Alexander Hamilton, the United States’ first Secretary of the Treasury, wrote infamously that ‘[a] national debt, if it be not excessive, will be to us a national blessing’, adding that it would ‘create a necessity for keeping up taxation to a degree which . . . will be a spur to industry.’ Hamilton’s words represent the ideas of those victorious in the early struggle for the soul of America, one that contrasted more decentralist, agrarian instincts with the towering mechanisms of remote and concentrated power. Hamilton and the powerful mercantile interests he stood for understood what confounds today’s supposed experts and public intellectuals – that a tumefied national government with a gluttonous appetite for ‘public’ debt is a serviceable tool for a connected elite in business and government. The days of the early United States knew not the absurd and ubiquitous myth that the state is a taming or subduing force forever pulling on the reins of commercial interests. Instead, Hamilton and his ilk favored a commanding and indeed majestic state precisely because they favoured certain influential special interests.

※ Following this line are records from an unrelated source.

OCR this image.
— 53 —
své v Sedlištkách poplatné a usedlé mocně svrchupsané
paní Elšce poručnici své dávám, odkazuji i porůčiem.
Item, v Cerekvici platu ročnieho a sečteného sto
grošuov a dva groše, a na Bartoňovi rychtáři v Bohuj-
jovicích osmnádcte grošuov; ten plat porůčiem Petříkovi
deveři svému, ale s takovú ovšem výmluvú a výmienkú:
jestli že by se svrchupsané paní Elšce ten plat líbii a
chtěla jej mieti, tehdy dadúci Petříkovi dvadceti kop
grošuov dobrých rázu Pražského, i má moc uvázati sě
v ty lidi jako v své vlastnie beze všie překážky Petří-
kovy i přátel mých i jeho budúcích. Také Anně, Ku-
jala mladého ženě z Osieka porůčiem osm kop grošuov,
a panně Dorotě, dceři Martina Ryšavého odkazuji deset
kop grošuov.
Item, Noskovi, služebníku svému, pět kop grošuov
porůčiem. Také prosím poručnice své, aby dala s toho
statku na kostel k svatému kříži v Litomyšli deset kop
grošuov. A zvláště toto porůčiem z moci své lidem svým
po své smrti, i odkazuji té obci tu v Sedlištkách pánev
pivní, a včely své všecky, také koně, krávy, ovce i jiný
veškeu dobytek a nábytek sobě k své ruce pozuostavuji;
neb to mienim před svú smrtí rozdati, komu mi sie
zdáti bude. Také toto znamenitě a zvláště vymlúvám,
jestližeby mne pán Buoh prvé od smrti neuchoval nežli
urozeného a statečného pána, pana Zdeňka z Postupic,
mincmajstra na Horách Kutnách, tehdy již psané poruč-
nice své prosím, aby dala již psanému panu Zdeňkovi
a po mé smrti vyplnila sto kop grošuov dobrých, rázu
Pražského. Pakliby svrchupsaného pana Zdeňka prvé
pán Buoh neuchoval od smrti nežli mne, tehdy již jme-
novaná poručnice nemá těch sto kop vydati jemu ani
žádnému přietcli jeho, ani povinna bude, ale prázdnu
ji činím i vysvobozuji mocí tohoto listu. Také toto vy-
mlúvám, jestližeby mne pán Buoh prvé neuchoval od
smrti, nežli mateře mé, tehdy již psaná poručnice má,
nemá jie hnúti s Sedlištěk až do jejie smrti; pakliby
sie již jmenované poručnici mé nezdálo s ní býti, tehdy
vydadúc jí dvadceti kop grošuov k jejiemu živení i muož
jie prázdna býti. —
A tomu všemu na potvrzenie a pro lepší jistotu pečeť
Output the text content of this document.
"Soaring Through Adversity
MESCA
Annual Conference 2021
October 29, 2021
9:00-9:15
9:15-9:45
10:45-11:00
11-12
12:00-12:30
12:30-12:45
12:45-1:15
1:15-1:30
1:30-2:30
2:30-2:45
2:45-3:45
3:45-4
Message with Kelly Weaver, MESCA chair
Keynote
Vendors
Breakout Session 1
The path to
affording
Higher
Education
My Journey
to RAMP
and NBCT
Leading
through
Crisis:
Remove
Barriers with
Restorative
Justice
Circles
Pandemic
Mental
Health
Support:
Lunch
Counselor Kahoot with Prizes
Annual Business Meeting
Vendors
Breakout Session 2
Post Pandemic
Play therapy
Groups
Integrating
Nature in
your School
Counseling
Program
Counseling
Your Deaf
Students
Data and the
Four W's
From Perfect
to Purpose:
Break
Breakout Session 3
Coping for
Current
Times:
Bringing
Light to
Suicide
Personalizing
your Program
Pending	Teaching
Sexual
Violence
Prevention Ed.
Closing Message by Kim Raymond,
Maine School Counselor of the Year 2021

In Human Action, Ludwig von Mises explained the attitude of the economic establishment towards government debt, noting that, ‘lazy and fully conscious of [their] own inefficiency’, they ‘preferred investment in bonds of the public debt because they wanted to be free from the law of the market.’ Large banks are among those uniquely positioned to turn such proliferation of government debt to good use, producing an unwholesome symbiosis that belongs to no single political party. That default is now unavoidable in practice is a direct result of the Hamiltonian system embraced by both major American political parties.
We may contemplate default in at least a pair of different senses, the strict, technical one, which is a simple matter of the terms of the debtor-creditor relationship, and default as a practical phenomenon, as a matter of fact. Default in this latter sense is actually occurring all the time in the US; it occurs with some regularity through what economist James E. Alvey recently phrased ‘concealed default through inflation’. Inflation, of course, is a species of taxation, though a less conspicuous one than most other forms, disguising itself in the esoterica of monetary policy. Inflation silently robs bondholders and taxpayers alike, all while politicians insist that the elimination of this or that dear programme will spell disaster for ordinary Americans.
Ironically, the poverty and want that, for example, the United States’ social welfare programmes address and purport to alleviate are a consequence of the state’s sustained and multifarious interventions at every level of economic activity. Such attempts to tweak and adjust ‘the economy’, which is not a distinct, addressable entity at all, generate the same disastrous disconnects as endeavours at full central planning. State spending sweeps society’s consensual alternatives to the margins, siphoning resources from enterprises that consumers would choose and saddling future generations with debts they would never freely acquire.
It is a fundamental principle of the common law of contracts that those made for a criminal purpose are void ab initio, unenforceable due to their very nature. Questions about the morality of a government default ought to be considered in the light of this principle. Because while it may be quite wrong to break promises made within the confines of a legitimate free market, the ethnical parameters we are faced with in the present case are rather less definite, muddled by a reality of an imperious government that has betrayed Americans. National debt is not and never has been a ‘national blessing’, and taxation by definition cannot be a ‘spur to industry’.
Hamilton’s words reverberate in the disinformation both Republicans and Democrats employ to saddle the American people with still more poisonous debt. The latest détente between the two ostensibly opposed sides does not mean a real solution; only a radically different attitude toward both fiscal and monetary policy – a genuine adherence to legitimate free market principles – could begin to rectify the crisis scenario now facing the United States.